- Born: Timothy T. Mitchum July 26, 1992 (age 33) Rochester, New York
- Other name: Timothy Mitchum
- Parent(s): Tim and Sandi Mitchum

= Timothy Mitchum =

American actor and singer (born 1992)

Timothy T. Mitchum (born July 26, 1992 in Rochester, New York) is an American actor and singer. Mitchum performed the Beatles song "Let It Be" in the 2007 film Across the Universe, which he performed together with Carol Woods.

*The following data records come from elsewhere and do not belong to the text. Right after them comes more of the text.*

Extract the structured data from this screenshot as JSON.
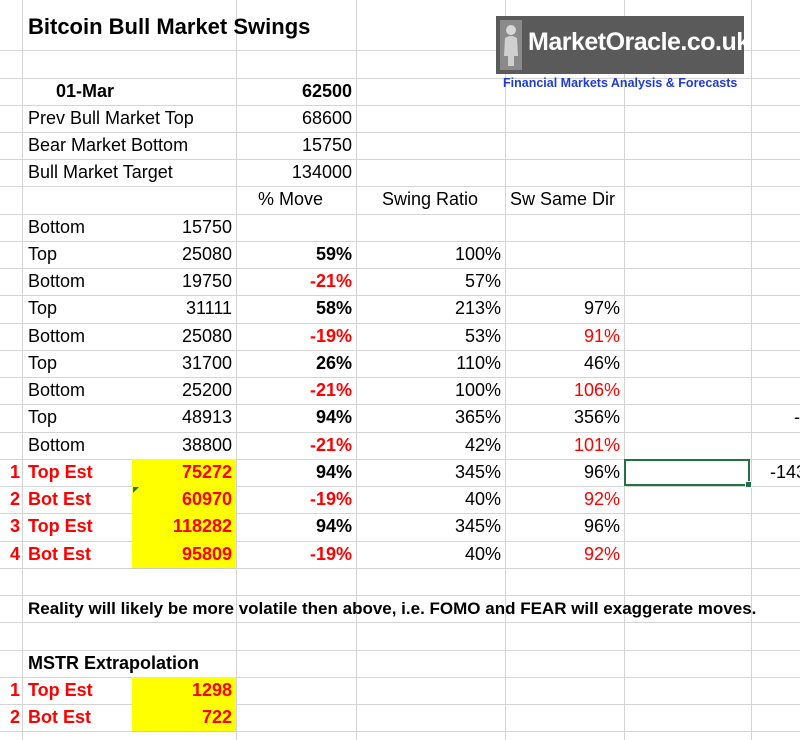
{
  "title": "Bitcoin Bull Market Swings",
  "logo": {
    "brand": "MarketOracle.co.uk",
    "tagline": "Financial Markets Analysis & Forecasts"
  },
  "summary": {
    "date_label": "01-Mar",
    "date_value": "62500",
    "rows": [
      {
        "label": "Prev Bull Market Top",
        "value": "68600"
      },
      {
        "label": "Bear Market Bottom",
        "value": "15750"
      },
      {
        "label": "Bull Market Target",
        "value": "134000"
      }
    ]
  },
  "table": {
    "headers": {
      "move": "% Move",
      "ratio": "Swing Ratio",
      "same_dir": "Sw Same Dir"
    },
    "rows": [
      {
        "label": "Bottom",
        "value": "15750",
        "move": "",
        "ratio": "",
        "same": ""
      },
      {
        "label": "Top",
        "value": "25080",
        "move": "59%",
        "ratio": "100%",
        "same": ""
      },
      {
        "label": "Bottom",
        "value": "19750",
        "move": "-21%",
        "ratio": "57%",
        "same": ""
      },
      {
        "label": "Top",
        "value": "31111",
        "move": "58%",
        "ratio": "213%",
        "same": "97%"
      },
      {
        "label": "Bottom",
        "value": "25080",
        "move": "-19%",
        "ratio": "53%",
        "same": "91%"
      },
      {
        "label": "Top",
        "value": "31700",
        "move": "26%",
        "ratio": "110%",
        "same": "46%"
      },
      {
        "label": "Bottom",
        "value": "25200",
        "move": "-21%",
        "ratio": "100%",
        "same": "106%"
      },
      {
        "label": "Top",
        "value": "48913",
        "move": "94%",
        "ratio": "365%",
        "same": "356%",
        "extra": "-"
      },
      {
        "label": "Bottom",
        "value": "38800",
        "move": "-21%",
        "ratio": "42%",
        "same": "101%"
      }
    ],
    "estimates": [
      {
        "num": "1",
        "label": "Top Est",
        "value": "75272",
        "move": "94%",
        "ratio": "345%",
        "same": "96%",
        "extra": "-143"
      },
      {
        "num": "2",
        "label": "Bot Est",
        "value": "60970",
        "move": "-19%",
        "ratio": "40%",
        "same": "92%"
      },
      {
        "num": "3",
        "label": "Top Est",
        "value": "118282",
        "move": "94%",
        "ratio": "345%",
        "same": "96%"
      },
      {
        "num": "4",
        "label": "Bot Est",
        "value": "95809",
        "move": "-19%",
        "ratio": "40%",
        "same": "92%"
      }
    ]
  },
  "note": "Reality will likely be more volatile then above, i.e. FOMO and FEAR will exaggerate moves.",
  "mstr": {
    "title": "MSTR Extrapolation",
    "rows": [
      {
        "num": "1",
        "label": "Top Est",
        "value": "1298"
      },
      {
        "num": "2",
        "label": "Bot Est",
        "value": "722"
      }
    ]
  },
  "colors": {
    "highlight": "#ffff00",
    "negative": "#ff0000",
    "selection": "#217346",
    "logo_bg": "#5a5a5a",
    "tagline": "#1f3bd6"
  }
}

In 2003, Mitchum attended Best New Talent in LA, and landed the role as the lion prince Simba in The Lion King. He played the role as Simba for 13 months, and was later asked to return but because he had grown taller and his voice had gotten deeper, he could no longer fit the role as Simba. He also appeared at the New York Metro Fest for Beatles Fans and performed "Let It Be" alongside the Beatles tribute band Liverpool. He also premiered in August Rush with Robin Williams and Terrence Howard.

According to imdb.com, Mitchum also appeared in Law & Order: Criminal Intent and Conviction.

==Grammy Awards==
In February 2008 Mitchum performed "Let It Be" at the Grammys and appeared on The Ellen DeGeneres Show. After the Grammys, Mitchum met with Stevie Wonder and together they performed "For Once in My Life" on their harmonicas.

==Currently==
Timothy is currently attending the State University of New York at Fredonia's School of Music. He is also a member of SUNY Fredonia's Weapons of Jazz.